Argumentative metaphors (" Europe fortress ", " Europe colander ", " tsunami "). Reread Metaphors we live by, by Lakoff and Johnson (1980). The role of mega-metaphors (or " megaphores ") in migration discourse : naturalistic models (fluid mechanics, organic metaphor, the country as a family, the postulate of equilibrium), models of confrontation (war, game, market, theater, tribunal, contract, rite and belief...), models of selection in a finite world (castle, Malthusian banquet, " full boat ", sharing the cake) and other arguments about populations " de trop ". The " " argument is finite, countable and saturated.
General reflection on the use of " megaphores " in scientific language and public debate : explain or " transplicate " ?
Developments on dissociation arguments. The example of concept splitting in German philosophy. Régis Debray's op-ed (1989, revised 1995) aligning binary oppositions between " republicans " and " democrats ".
Mega-metaphors (or " megaphores ") in the field of migration. We can distinguish : naturalistic models (fluid mechanics, organic metaphor, the nation-family, the paradigm of automatic equilibrium) ; confrontational models (war, game, market, theater, court, contract..) ; models of selection in a finite world, or " theory of limited good " (Malthusian banquet, " full boat ", sharing the cake, populations " de trop ", " reception capacities " countable and saturated...)
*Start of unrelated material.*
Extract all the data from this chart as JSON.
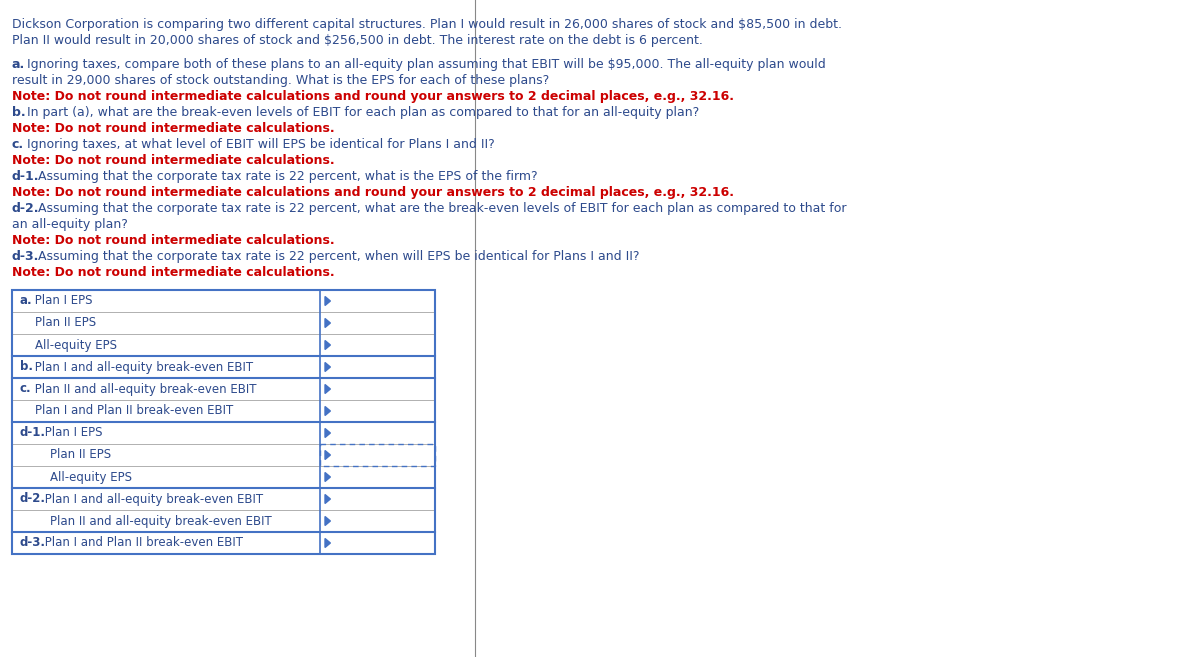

Close-up of aquatic metaphors : megaphor of the flow of " trop plein " (flow, influx, submersion, tsunami. Cf. analyses by Marc Bernardot (2016), citing J. Charteris-Black (2006).
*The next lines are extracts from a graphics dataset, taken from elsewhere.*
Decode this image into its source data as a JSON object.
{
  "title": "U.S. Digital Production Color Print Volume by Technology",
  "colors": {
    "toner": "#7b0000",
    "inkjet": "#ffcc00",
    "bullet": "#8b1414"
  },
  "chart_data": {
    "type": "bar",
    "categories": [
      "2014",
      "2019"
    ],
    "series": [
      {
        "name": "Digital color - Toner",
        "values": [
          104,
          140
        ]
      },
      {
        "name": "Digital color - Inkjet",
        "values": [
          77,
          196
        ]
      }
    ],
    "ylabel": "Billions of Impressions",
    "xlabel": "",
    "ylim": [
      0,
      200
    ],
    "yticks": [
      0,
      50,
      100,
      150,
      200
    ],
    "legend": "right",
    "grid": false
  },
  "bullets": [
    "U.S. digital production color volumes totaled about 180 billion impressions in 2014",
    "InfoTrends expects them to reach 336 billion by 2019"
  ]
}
List of " megaphores ", or metaphorical matrices (around fifteen), and mixed metaphors.
A great Classic : George Lakoff and Mark Johnson, Metaphors We Live by, London/Chicago, University of Chicago Press, 1980. Theory of the ubiquitous metaphor in discourse, the fruit of " imaginative rationality ", constructed by lived experience, but which provides only partial explanations.
Limits of metaphor (and, even more so, megaphor) : it doesn't explain, it " transplicates ", displacing the objects of discourse and creating the illusion of explanation.